Dunsmuir over the past several years seemed to be headed into the ranks of the can-do communities, with improvements to our downtown and a blossoming array of public festivals. It may yet continue on that path, but from now until the November elections we're more likely to be the clown act of Siskiyou County.
I'm referring, of course, to the upcoming recall vote on Mayor Peter Arth and Council member Mario Rubino.
In my view, you recall a public official not because you disagree with him or her on any particular issue but because you consider them unfit for office for ethical transgressions. Using that standard, I'm not aware of anything that even remotely justifies the recall of either Arth or Rubino.
Recall proponents have raised a number of thoughtful and substantive challenges to the water and sewage improvement plan approved recently by Arth and other members of the Dunsmuir City Council.
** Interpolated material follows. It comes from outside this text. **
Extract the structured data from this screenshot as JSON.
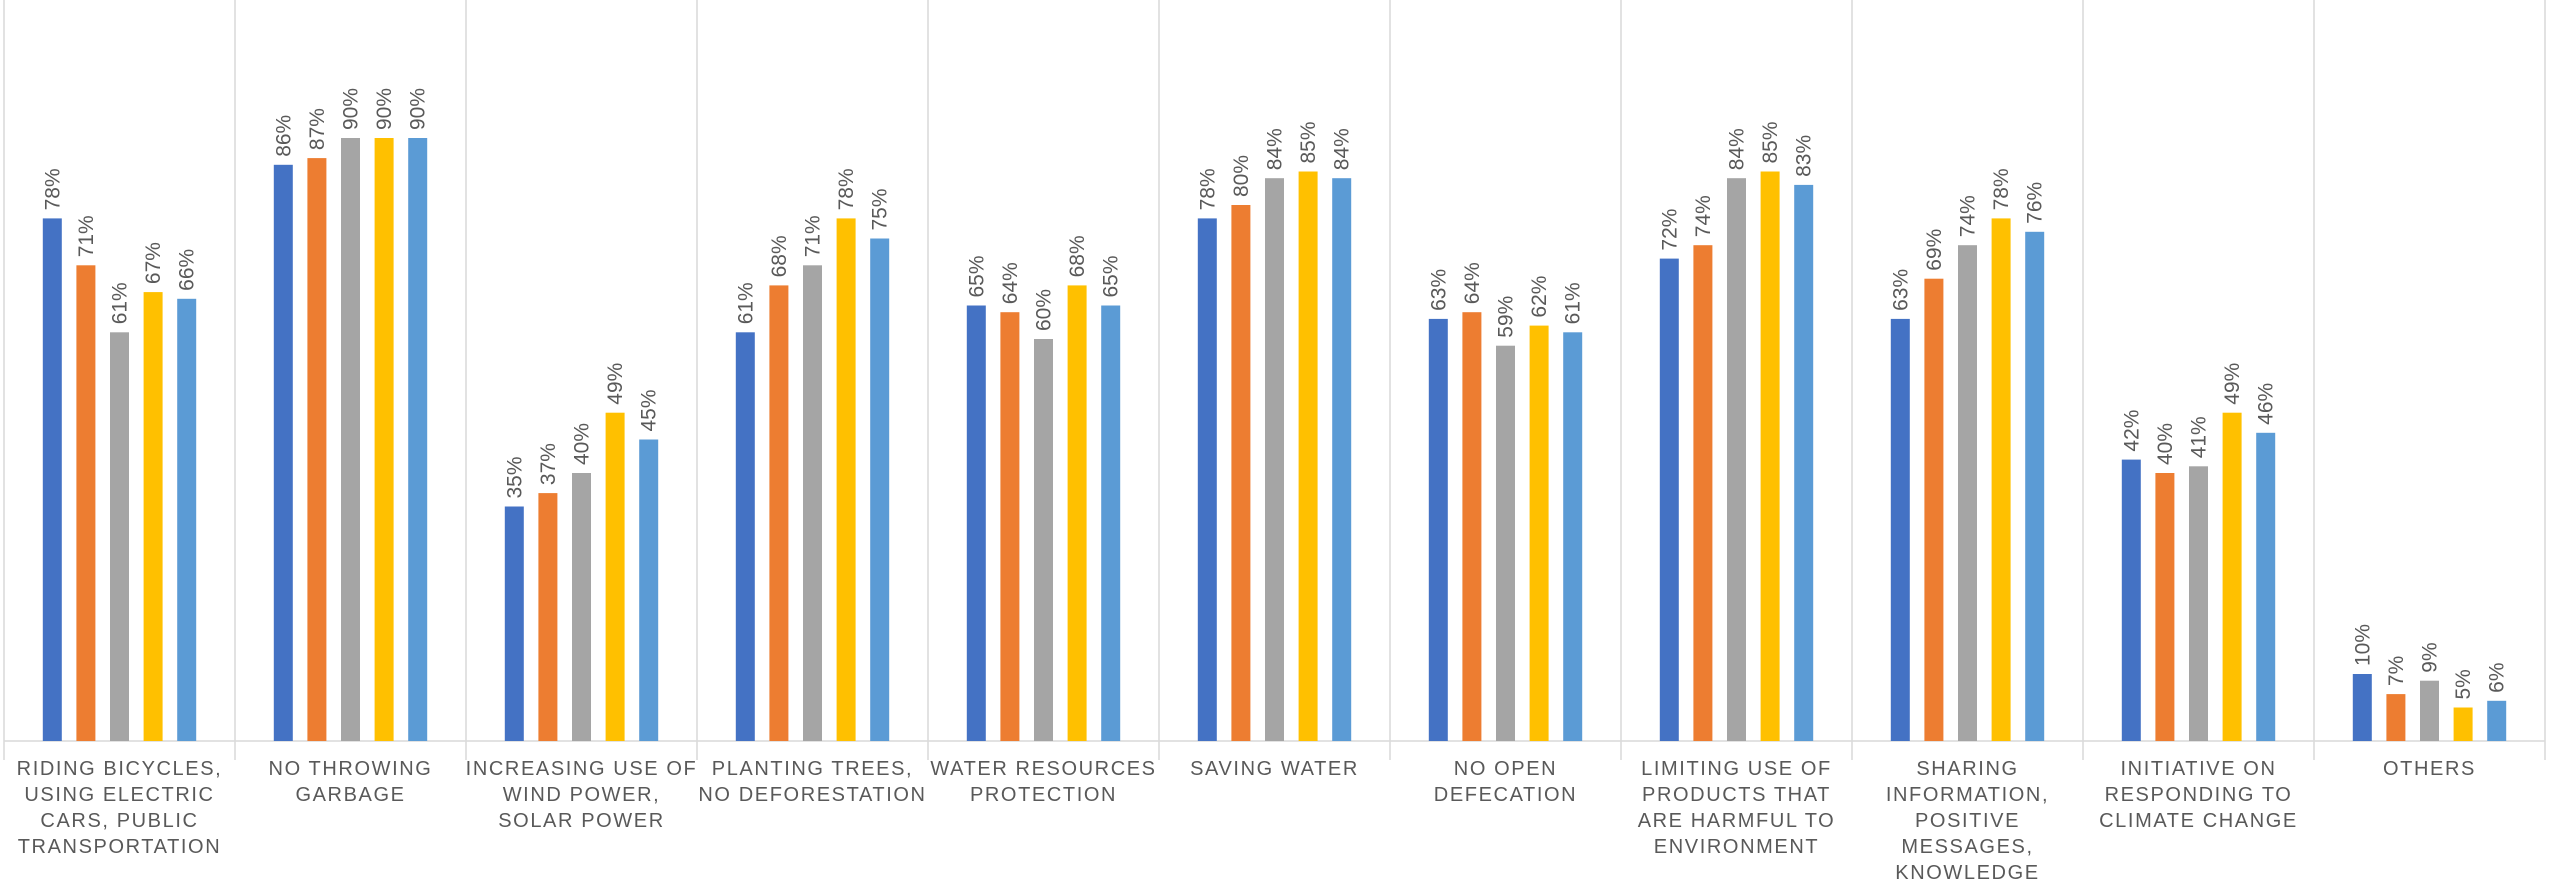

They have made a real contribution to the debate on a complicated and critical issue.
But they're going in the wrong direction when they try to inflate policy disagreements into justifications for the recall of two public officials.
To their credit, Arth and Rubino had the courage to take on a task, the upgrading of our crumbling water and sewer systems, that previous Councils had shirked. The two Council members are clearly political novices, otherwise they'd have learned one of the first rules of politics: Avoid tough decisions whenever possible, especially if it involves raising taxes.
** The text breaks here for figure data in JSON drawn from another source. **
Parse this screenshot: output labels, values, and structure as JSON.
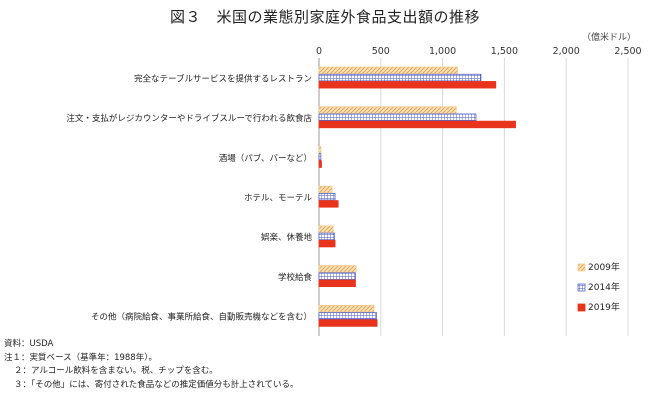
{
  "title": "図３　米国の業態別家庭外食品支出額の推移",
  "unit": "（億米ドル）",
  "chart_data": {
    "type": "bar",
    "orientation": "horizontal",
    "categories": [
      "完全なテーブルサービスを提供するレストラン",
      "注文・支払がレジカウンターやドライブスルーで行われる飲食店",
      "酒場（パブ、バーなど）",
      "ホテル、モーテル",
      "娯楽、休養地",
      "学校給食",
      "その他（病院給食、事業所給食、自動販売機などを含む）"
    ],
    "series": [
      {
        "name": "2009年",
        "values": [
          1120,
          1110,
          15,
          105,
          115,
          300,
          445
        ],
        "color": "#f5c98a",
        "pattern": "diagonal"
      },
      {
        "name": "2014年",
        "values": [
          1310,
          1270,
          15,
          130,
          125,
          295,
          465
        ],
        "color": "#5566cc",
        "pattern": "grid"
      },
      {
        "name": "2019年",
        "values": [
          1430,
          1590,
          20,
          155,
          130,
          295,
          470
        ],
        "color": "#e8341c",
        "pattern": "solid"
      }
    ],
    "xlim": [
      0,
      2500
    ],
    "xticks": [
      0,
      500,
      1000,
      1500,
      2000,
      2500
    ],
    "xtick_labels": [
      "0",
      "500",
      "1,000",
      "1,500",
      "2,000",
      "2,500"
    ],
    "grid": true,
    "legend_position": "right"
  },
  "notes": [
    "資料：USDA",
    "注１：実質ベース（基準年：1988年）。",
    "２：アルコール飲料を含まない。税、チップを含む。",
    "３：「その他」には、寄付された食品などの推定価値分も計上されている。"
  ]
}
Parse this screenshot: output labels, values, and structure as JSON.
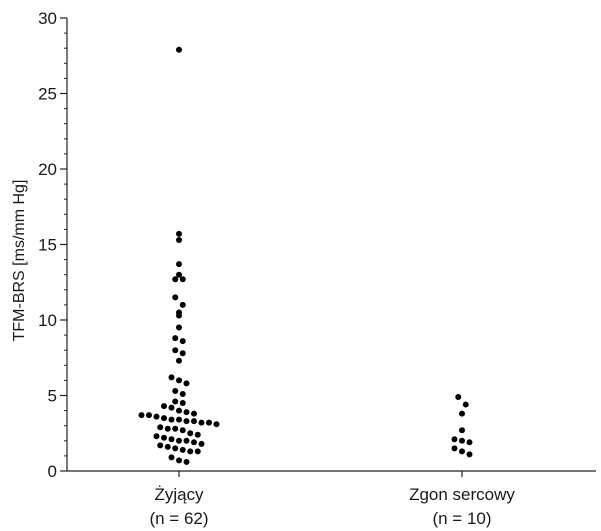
{
  "chart_data": {
    "type": "scatter",
    "title": "",
    "xlabel": "",
    "ylabel": "TFM-BRS [ms/mm Hg]",
    "ylim": [
      0,
      30
    ],
    "yticks": [
      0,
      5,
      10,
      15,
      20,
      25,
      30
    ],
    "y_minor_step": 1,
    "grid": false,
    "legend": "none",
    "point_color": "#000000",
    "categories": [
      {
        "label_line1": "Żyjący",
        "label_line2": "(n = 62)"
      },
      {
        "label_line1": "Zgon sercowy",
        "label_line2": "(n = 10)"
      }
    ],
    "series": [
      {
        "values": [
          27.9,
          15.7,
          15.3,
          13.7,
          13.0,
          12.7,
          12.7,
          11.5,
          11.0,
          10.5,
          10.3,
          9.5,
          8.8,
          8.6,
          8.0,
          7.8,
          7.3,
          6.2,
          6.0,
          5.8,
          5.3,
          5.1,
          4.6,
          4.5,
          4.3,
          4.2,
          4.0,
          3.9,
          3.8,
          3.7,
          3.7,
          3.6,
          3.5,
          3.4,
          3.4,
          3.3,
          3.3,
          3.2,
          3.2,
          3.1,
          2.9,
          2.8,
          2.8,
          2.7,
          2.5,
          2.4,
          2.3,
          2.2,
          2.1,
          2.0,
          2.0,
          1.9,
          1.8,
          1.7,
          1.6,
          1.5,
          1.4,
          1.3,
          1.3,
          0.9,
          0.7,
          0.6
        ]
      },
      {
        "values": [
          4.9,
          4.4,
          3.8,
          2.7,
          2.1,
          2.0,
          1.9,
          1.5,
          1.3,
          1.1
        ]
      }
    ]
  }
}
By any measure the recall effort says that Dunsmuir fails the basic test of a mature democracy: That is, the ability to take on difficult, often emotionally charged issues and resolve them through a process of debate and discussion in open public forums.
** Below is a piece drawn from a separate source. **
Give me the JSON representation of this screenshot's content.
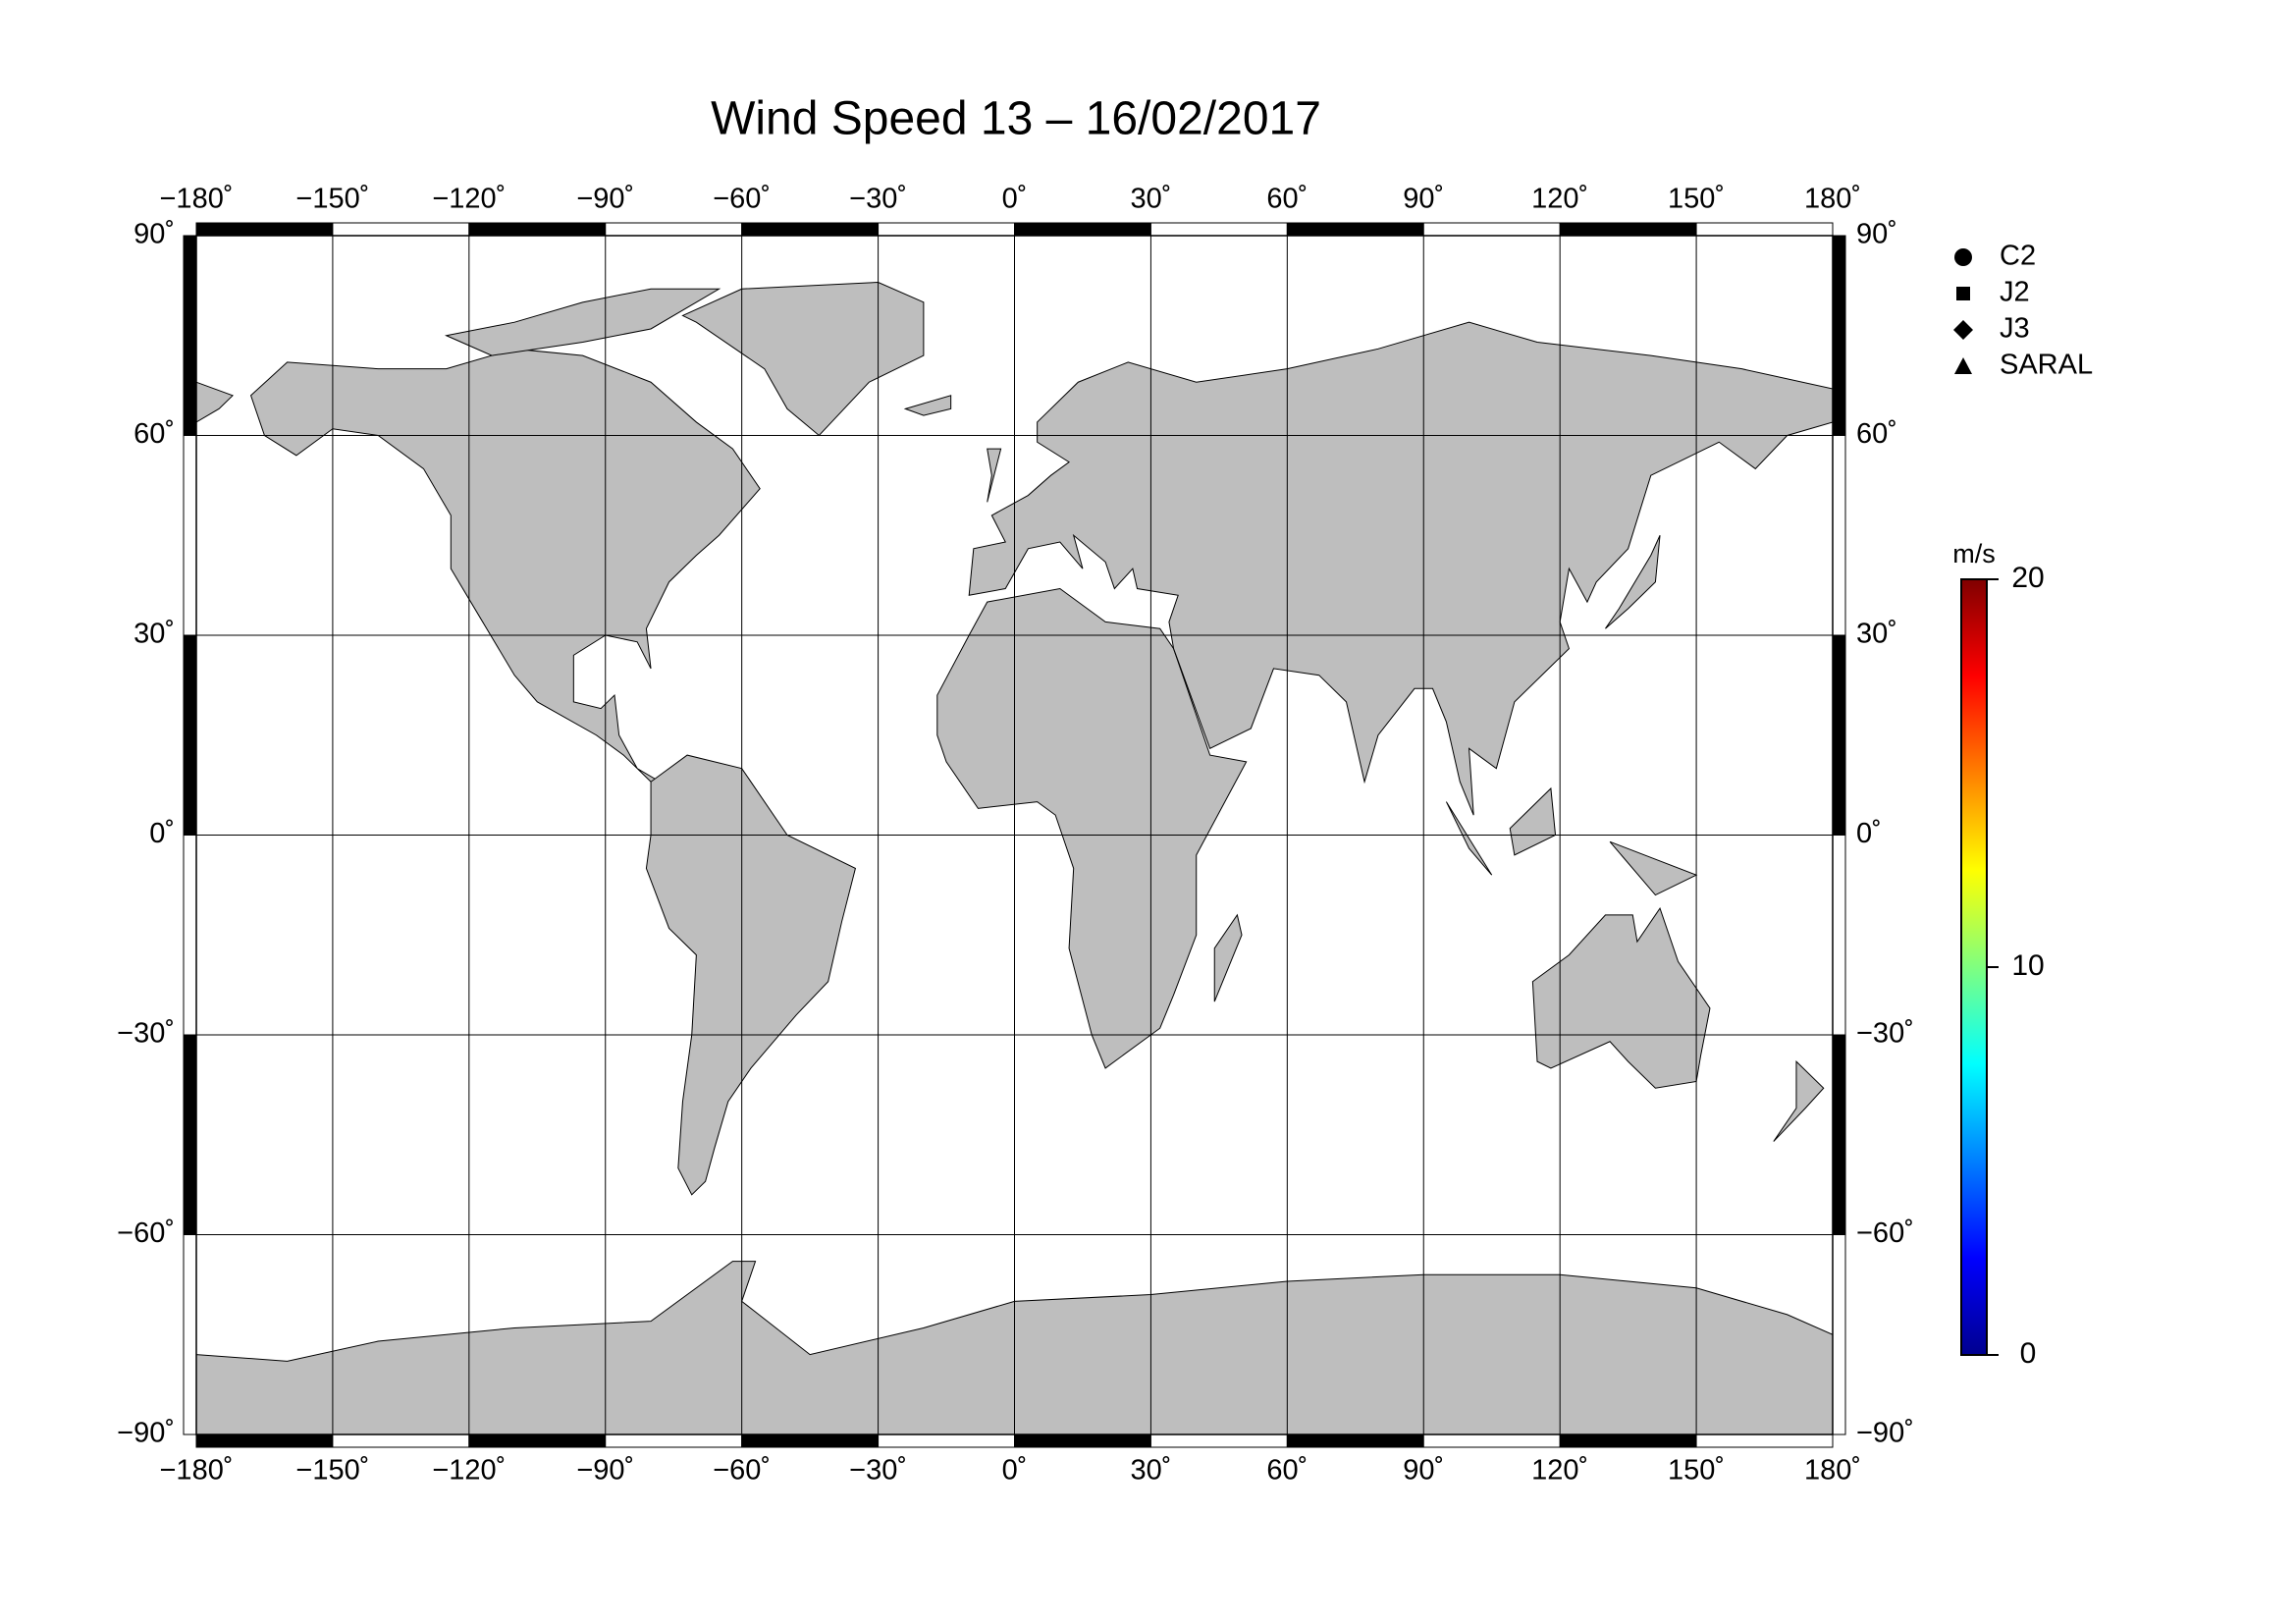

The recall effort suggests that we're like a lot of those other small towns where progress toward common goals is overshadowed by bickering and line-in-the-sand attitudes, the kind of Cold War mentality that says if you're not with me you're agin me. The line gets drawn in various ways, between good old boys and newcomers, liberals and conservatives, but it's the same rigid attitude nevertheless, and it poisons the public debate in any community.